Yesterday I was lucky enough to head down to the Museum Of London Docklands to see the Christina Broom exhibition.
Who is Christina Broom I hear you ask?
Well, Broom is an incredibly kick-ass photographer, considered to be the first female photojournalist in the UK. She made her living documenting everything from royal occasions, to the suffragette movement and WW1 soldiers. This exhibition is the first of it's kind as her work has generally not been recognised to date.
And I can tell you it's an absolute joy.
This is a beautiful exhibition hosted in one of London's loveliest gallery spaces and the photography is so impactful it gets a bit emotional by the end.
I honestly walked around in a bit of a daze.
Every so often I come across a photographer and I am just blown away by the humanity they manage to pour into their work.
It happened with Vivian Maier and it happened yesterday with Christina Broom.

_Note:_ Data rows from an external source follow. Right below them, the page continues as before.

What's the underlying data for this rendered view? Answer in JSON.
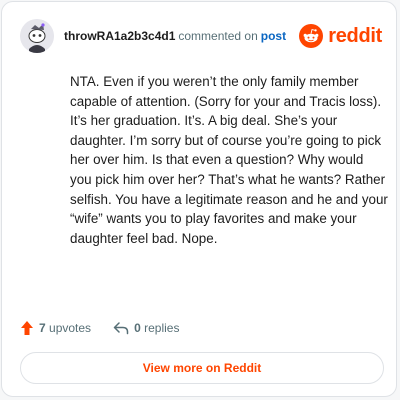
{
  "comment": {
    "author": "throwRA1a2b3c4d1",
    "action": "commented on",
    "post_link": "post",
    "brand": "reddit",
    "text": "NTA. Even if you weren’t the only family member capable of attention. (Sorry for your and Tracis loss). It’s her graduation. It’s. A big deal. She’s your daughter. I’m sorry but of course you’re going to pick her over him. Is that even a question? Why would you pick him over her? That’s what he wants? Rather selfish. You have a legitimate reason and he and your “wife” wants you to play favorites and make your daughter feel bad. Nope.",
    "upvotes_count": "7",
    "upvotes_label": "upvotes",
    "replies_count": "0",
    "replies_label": "replies",
    "view_button": "View more on Reddit"
  },
  "colors": {
    "accent": "#ff4500",
    "link": "#0a66c2",
    "muted": "#576f76",
    "text": "#1c1c1c"
  },
  "icons": {
    "avatar": "snoo-avatar",
    "logo": "reddit-logo-icon",
    "upvote": "upvote-arrow-icon",
    "reply": "reply-arrow-icon"
  }
}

I was trying to pinpoint what is is about her work that has that impact on me and of course it is practically impossible...
You can't pinpoint magic.
But there is a nostalgia and art in these shots that isn't often found in early photojournalism and certainly not in the subjects she is photographing.
We are used to seeing pictures of suffragettes being dragged off, or in conflict. In Broom's pictures we see behind the scenes. We see strong, dignified women- perhaps captured so because they are being photographed by an equally strong, pioneering woman.
These pictures were by far my favourites of the exhibition. Because shutter speeds were slower back in the day, there are many crowd shots that feature one or two women in focus with the rest of the picture vignetted with beautifully blurred swirls of Edwardian women and banners and London streets.
They are so perfectly poetic.
They feel rare.
There is a lack of politics in her work and perhaps this is what lets the art really shine through. The aesthetic of every shot is delicious. You can tell she is a stickler for uniformity and perfection. This is likely down to the fact that her work had to be commercial. She was selling these pictures as postcards to support her family, so they had to have that style.
Even her pictures of soldiers during WW1 are beautiful.
Their injuries are never her focus, their humanity is. There are some stunning pictures in this section of the exhibition; Portraits of young men with children, soldiers eating together, crowds of them looking at her and cheering. They are all very intimate, delicate almost, but in no way exploitative.
Broom actually knew a lot of the men she was photographing very well, and it shows in the work. What you have are subjects that are at ease in front of her lens, which allows her to reveal a side to these men that other photojournalists at the time rarely exposed. Many of the pictures actually reminded me of shots my Grandfather took during WW2 of his friends, in the sense that they feel like pictures taken for personal reasons.
When most women photographers at the time were working exclusively in studios taking portraits, I do feel a lot of respect for this little lady who was carting her heavy camera and tripod all over London. She was a woman in a man's profession, thrusting herself into the action and pioneering what was an emerging genre. To do that and nail these pictures- well that's impressive!
I do urge you to head over to see this exhibition for yourself. It opens on Friday and it's free- so no excuses. I have a lot of love for this so I will probably be there...
I'll be the one in the corner crying over how beautiful it all is.